Hal pertama, yang penting dilakukan adalah meregulasi emosi yang dirasakan. Daripada menginvalidasi perasaan sedih dan kehilangan karena cuma tidak mau dianggap “lebay”.
Pahami bahwa apa pun yang dirasakan itu valid. Dalam tulisannya, Koh juga menyarankan untuk membicarakan apa yang kita rasakan ke sesama rekan kerja lain. Namun tentunya, kita juga harus memikirkan apakah orang yang nanti diajak bicara juga punya kesiapan mental yang sama dalam merespons hal ini.
Selain membicarakan secara terbuka apa yang kamu rasakan, berikut ini beberapa hal lain yang juga kamu bisa lakukan:
1. Menjaga relasi dengan rekan kerja meski sudah tidak satu kantor
Ketika mengungkapkan kesedihan setelah teman kerja saya mengabarkan resign, dia menegaskan bahwa kepergiannya dari perusahaan tak lantas membuat hubungan pertemanan kami kandas. Ia masih mau ikut berkumpul saat saya dan teman-teman lain makan bersama selepas kerja, atau sekadar nongkrong untuk melepas penat.
Meski mungkin, ini tidak semudah yang dibayangkan karena pasti nantinya kita akan punya kesibukan masing-masing. Namun, penting untuk memahami bahwa di luar pekerjaan, kita tetap teman. Kita bisa mulai dengan menjaga relasi baik walau di keseharian sudah tak ada hubungan kerja.
2. Mungkin rekan kerjamu hanya butuh dukungan
Kamu mungkin merasa sedih kehilangan rekan kerja karena tidak akan menemuinya lagi di kantor, tapi jangan lupa bahwa hal yang ia butuhkan adalah dukungan. Apalagi, jika alasan rekan kerjamu hengkang karena masalah kesehatan mental.
Keputusannya pergi bisa jadi sudah dipikirkan matang dengan segala konsekuensinya. Pada akhirnya, kita hanya bisa mendukung mereka.

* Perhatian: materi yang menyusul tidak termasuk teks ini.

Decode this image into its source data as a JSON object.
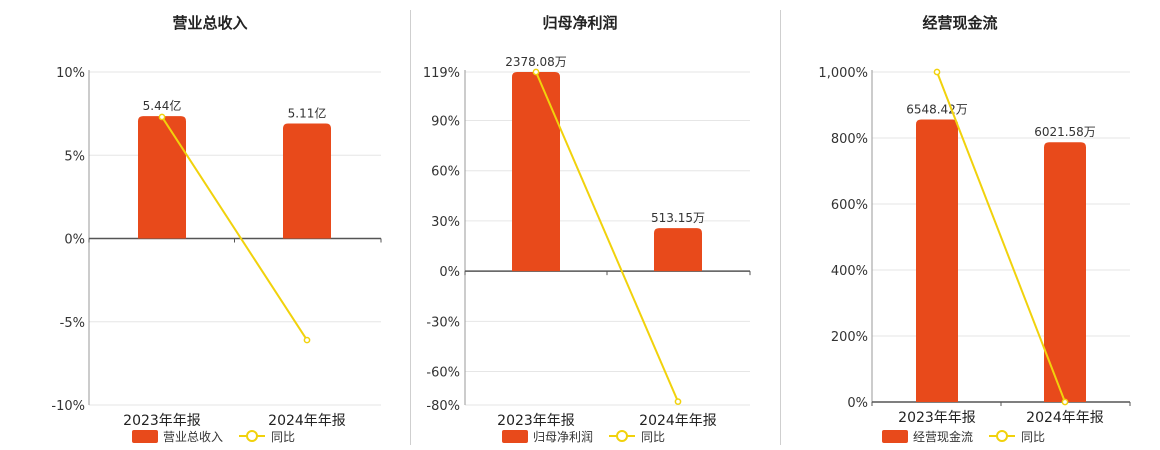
{
  "chart_data": [
    {
      "type": "bar",
      "title": "营业总收入",
      "categories": [
        "2023年年报",
        "2024年年报"
      ],
      "series": [
        {
          "name": "营业总收入",
          "type": "bar",
          "axis": "right",
          "values": [
            5.44,
            5.11
          ],
          "labels": [
            "5.44亿",
            "5.11亿"
          ],
          "unit": "亿"
        },
        {
          "name": "同比",
          "type": "line",
          "axis": "left",
          "values": [
            7.3,
            -6.1
          ],
          "unit": "%"
        }
      ],
      "y_left": {
        "range": [
          -10,
          10
        ],
        "ticks": [
          10,
          5,
          0,
          -5,
          -10
        ],
        "tick_labels": [
          "10%",
          "5%",
          "0%",
          "-5%",
          "-10%"
        ]
      },
      "bar_scale": [
        -7.4,
        7.4
      ],
      "legend": "bottom",
      "grid": true
    },
    {
      "type": "bar",
      "title": "归母净利润",
      "categories": [
        "2023年年报",
        "2024年年报"
      ],
      "series": [
        {
          "name": "归母净利润",
          "type": "bar",
          "axis": "right",
          "values": [
            2378.08,
            513.15
          ],
          "labels": [
            "2378.08万",
            "513.15万"
          ],
          "unit": "万"
        },
        {
          "name": "同比",
          "type": "line",
          "axis": "left",
          "values": [
            119,
            -78
          ],
          "unit": "%"
        }
      ],
      "y_left": {
        "range": [
          -80,
          119
        ],
        "ticks": [
          119,
          90,
          60,
          30,
          0,
          -30,
          -60,
          -80
        ],
        "tick_labels": [
          "119%",
          "90%",
          "60%",
          "30%",
          "0%",
          "-30%",
          "-60%",
          "-80%"
        ]
      },
      "bar_scale": [
        -1600,
        2378.08
      ],
      "legend": "bottom",
      "grid": true
    },
    {
      "type": "bar",
      "title": "经营现金流",
      "categories": [
        "2023年年报",
        "2024年年报"
      ],
      "series": [
        {
          "name": "经营现金流",
          "type": "bar",
          "axis": "right",
          "values": [
            6548.42,
            6021.58
          ],
          "labels": [
            "6548.42万",
            "6021.58万"
          ],
          "unit": "万"
        },
        {
          "name": "同比",
          "type": "line",
          "axis": "left",
          "values": [
            1000,
            0
          ],
          "unit": "%"
        }
      ],
      "y_left": {
        "range": [
          0,
          1000
        ],
        "ticks": [
          1000,
          800,
          600,
          400,
          200,
          0
        ],
        "tick_labels": [
          "1,000%",
          "800%",
          "600%",
          "400%",
          "200%",
          "0%"
        ]
      },
      "bar_scale": [
        0,
        7650
      ],
      "legend": "bottom",
      "grid": true
    }
  ],
  "colors": {
    "bar": "#e84a1b",
    "line": "#f1d20c",
    "grid": "#e6e6e6",
    "axis": "#555555"
  }
}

Baca juga: 10 Hal yang Tidak Boleh Kamu Katakan Terhadap Rekan Kerja di Kantor
3. Merefleksikan kembali posisi dan pekerjaan
Kepergian rekan kerja sering kali membuat kita berpikir tentang posisi dan pekerjaan yang sedang kita jalani. Sebetulnya, tidak ada yang salah dengan hal itu. Kepergian dan kedatangan memang membuat kita berpikir bahwa kita tidak akan selamanya bekerja di tempat kerja sekarang.
Memetakan karier, posisi, dan value dalam diri penting agar kamu tahu apa yang akan dilakukan ke depannya.

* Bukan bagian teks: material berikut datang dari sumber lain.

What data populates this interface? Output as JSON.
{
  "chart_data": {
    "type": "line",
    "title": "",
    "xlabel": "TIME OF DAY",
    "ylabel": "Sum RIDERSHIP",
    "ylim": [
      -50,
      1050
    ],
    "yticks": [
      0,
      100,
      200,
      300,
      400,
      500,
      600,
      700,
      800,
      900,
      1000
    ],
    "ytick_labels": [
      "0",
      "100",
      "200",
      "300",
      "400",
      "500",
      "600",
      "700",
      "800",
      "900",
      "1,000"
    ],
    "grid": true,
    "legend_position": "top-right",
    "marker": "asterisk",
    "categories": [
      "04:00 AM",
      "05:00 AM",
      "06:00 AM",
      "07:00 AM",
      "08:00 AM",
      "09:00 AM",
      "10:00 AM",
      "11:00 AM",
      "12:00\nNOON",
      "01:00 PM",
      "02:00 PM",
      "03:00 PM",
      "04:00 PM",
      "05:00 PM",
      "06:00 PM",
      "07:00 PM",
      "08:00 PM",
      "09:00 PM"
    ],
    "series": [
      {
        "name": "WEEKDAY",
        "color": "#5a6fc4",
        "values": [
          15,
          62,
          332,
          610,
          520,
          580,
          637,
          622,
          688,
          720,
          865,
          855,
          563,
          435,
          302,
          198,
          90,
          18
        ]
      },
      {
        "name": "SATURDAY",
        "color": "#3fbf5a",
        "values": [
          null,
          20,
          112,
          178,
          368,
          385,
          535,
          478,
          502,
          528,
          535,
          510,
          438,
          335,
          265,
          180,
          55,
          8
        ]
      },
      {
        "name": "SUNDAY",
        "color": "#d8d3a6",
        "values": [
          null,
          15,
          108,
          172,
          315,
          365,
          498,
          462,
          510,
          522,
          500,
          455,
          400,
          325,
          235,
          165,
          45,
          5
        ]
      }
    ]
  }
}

4. Bicarakan dengan atasan
Proses resign seseorang biasanya diikuti dengan obrolan dan evaluasi dengan atasan. Orang yang akan pergi memberikan masukan agar perusahaan punya kebijakan yang lebih baik untuk pekerjanya.
Namun, selain orang yang resign, sebetulnya penting juga untuk kita terbuka pada atasan tentang apa yang dirasa setelah rekan kerja pergi. Tujuannya, untuk evaluasi tempat kerja yang sekarang, karena bukan tidak mungkin, kepergian mereka dipengaruhi faktor lingkungan kerja yang tidak suportif atau mungkin karena politik kantor.
5. Proses adaptasi yang harus pelan-pelan dijalani
Sama halnya dengan proses orang untuk move on, kita pasti harus melalui pendekatan dengan orang baru. The truth is, fase ini tidaklah mudah untuk dijalani, apalagi jika kasusnya ternyata orang baru ini sangat berbeda dengan rekan kerja sebelumnya. Kita mungkin akan membandingkan bagaimana kenyamanan antara rekan kerja sekarang dengan sebelumnya. Hal itu berpotensi membuat kita semakin mengingat rekan kerja yang dulu.
Daripada begitu, lebih baik kita melakukan penyesuaian pelan-pelan. Jangan bebankan ekspektasi yang sama terhadap orang baru, karena cara orang mengatasi pekerjaan itu berbeda-beda.